Now, it is true the CIA later concluded that the 16 words probably should not have been included in the president’s State of the Union address. But as the Senate report notes, “At the time the president delivered the State of the Union address, no one in the IC [intelligence community] had asked anyone in the White House to remove the sentence from the speech.” It further noted that “CIA Iraq nuclear analysts and the director of WINPAC told committee staff that at the time of the State of the Union, they still believed that Iraq was probably seeking uranium from Africa, and they continued to hold that belief until the IAEA reported that the documents were forgeries.”

In other words, Bush’s 16 words are hardly an example of the Bush administration’s perfidy in supposedly pushing false claims about Iraq on the American public in order to justify war. Like much of the intelligence given to the Bush administration before the war, the intelligence community simply got it wrong…

It’s a relatively long article but worthwhile; nevertheless, the movie is certain to be taken as gospel by the religious left.

And World Affairs Journal reviews:

…The movie conforms to a pure and simple Hollywood story line complete with hero (Wilson), villain (Libby), and innocent, distressed damsel (Plame). That story line is gospel for the Left. A corollary story line is gospel for the Right: that Libby took the fall for Cheney.

Both are wrong. The fundamental problem is that Hollywood’s narrative needs and political leanings often conflict with reality. Hollywood needs a straightforward story line. Washington is more complicated. The usual explanation for bad outcomes inside the Beltway is not evil or corruption but incompetence or poor judgment. And there are rarely heroes.

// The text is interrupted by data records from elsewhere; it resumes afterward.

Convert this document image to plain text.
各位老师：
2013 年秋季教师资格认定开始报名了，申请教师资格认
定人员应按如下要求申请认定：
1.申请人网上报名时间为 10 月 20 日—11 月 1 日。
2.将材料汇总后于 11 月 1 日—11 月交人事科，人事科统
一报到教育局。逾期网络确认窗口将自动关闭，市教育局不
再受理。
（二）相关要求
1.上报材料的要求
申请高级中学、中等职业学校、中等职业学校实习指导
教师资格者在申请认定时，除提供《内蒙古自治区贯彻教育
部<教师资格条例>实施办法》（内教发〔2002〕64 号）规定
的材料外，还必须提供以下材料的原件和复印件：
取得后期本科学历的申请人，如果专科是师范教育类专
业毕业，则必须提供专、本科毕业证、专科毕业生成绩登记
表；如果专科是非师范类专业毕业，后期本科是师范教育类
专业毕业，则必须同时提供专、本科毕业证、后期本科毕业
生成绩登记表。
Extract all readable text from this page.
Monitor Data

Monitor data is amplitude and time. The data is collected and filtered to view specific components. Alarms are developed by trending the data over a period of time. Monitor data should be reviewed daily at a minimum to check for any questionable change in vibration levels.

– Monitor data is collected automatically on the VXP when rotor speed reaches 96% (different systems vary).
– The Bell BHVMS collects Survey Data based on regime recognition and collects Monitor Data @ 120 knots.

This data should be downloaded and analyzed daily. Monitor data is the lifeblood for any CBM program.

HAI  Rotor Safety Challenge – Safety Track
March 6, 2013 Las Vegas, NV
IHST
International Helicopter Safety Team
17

Wilson, for example, is a misguided missile, not a courageous whistleblower, and Plame was hardly innocent collateral damage in a war of words. Whatever one thinks about the Iraq policy he helped formulate, Libby had nothing to do with the leak. A review of grand jury and trial transcripts shows he told both the grand jury and FBI that Cheney had told him about Plame’s CIA links, so he did not cover or take the fall for his former boss. But the conventional wisdom is deeply ingrained in the public psyche. In fact, when I bought Plame’s autobiography recently, the cashier at Borders called the White House behavior treasonous. That’s why it’s time to take a fresh look at the Plame affair and set the record straight.

Joe Wilson had gone to Niger in 2002 at the request of the CIA after Cheney had asked the agency about reports that Iraq bought yellowcake from Niger. According to a declassified CIA memo, Wilson found that Iraq had sent a commercial delegation to Niger to expand trade and that the only Niger export Iraq would care about was yellowcake. So there was an attempt, but it proved fruitless. In his 2003 State of Union address, Bush said the British had reported an effort by Iraq to buy “significant quantities of uranium” in Africa. In his July 6, 2003, Times op-ed, Wilson suggested that that statement was evidence the administration was manipulating intelligence to push the war. But Bush said only that the British reported that Iraq “sought” to purchase yellowcake, which was precisely what Wilson had found and reported, according to the CIA. Still, the op-ed caused a furor, and the White House quickly backed off the statements about Iraqi efforts.

Since it is the premise of the film, it’s worth asking: Did the Bush administration distort intelligence to justify the invasion of Iraq, as Wilson claimed?

A year after Wilson’s op-ed appeared, on July 9, 2004, the Senate Intelligence Committee issued a report that found that the intelligence available at the time Bush delivered his speech supported what Bush said. A month later, on August 23, 2004, the University of Pennsylvania’s nonpartisan voter watchdog, FactCheck.org, concluded: “The famous ‘16 words’ in President Bush’s Jan. 28, 2003 State of the Union address turn out to have a basis in fact after all.” The organization noted that: “Ironically, former Ambassador Joseph Wilson, who later called Bush’s 16 words a ‘lie,’ supplied information that the Central Intelligence Agency took as confirmation that Iraq may indeed have been seeking uranium from Niger.” The bipartisan Robb-Silberman Commission reached the same conclusion. Yet, as recently as October 19 at a showing of Fair Game at the AFI Silver Theatre and Cultural Center in Silver Spring, Md., Wilson continued to argue that what Bush said in his speech was “bullshit” and that Bush had “skewed facts for political reasons.” The anti-Bush audience ate it up. But it sure looks as if Wilson is doing precisely what he accused Bush of doing.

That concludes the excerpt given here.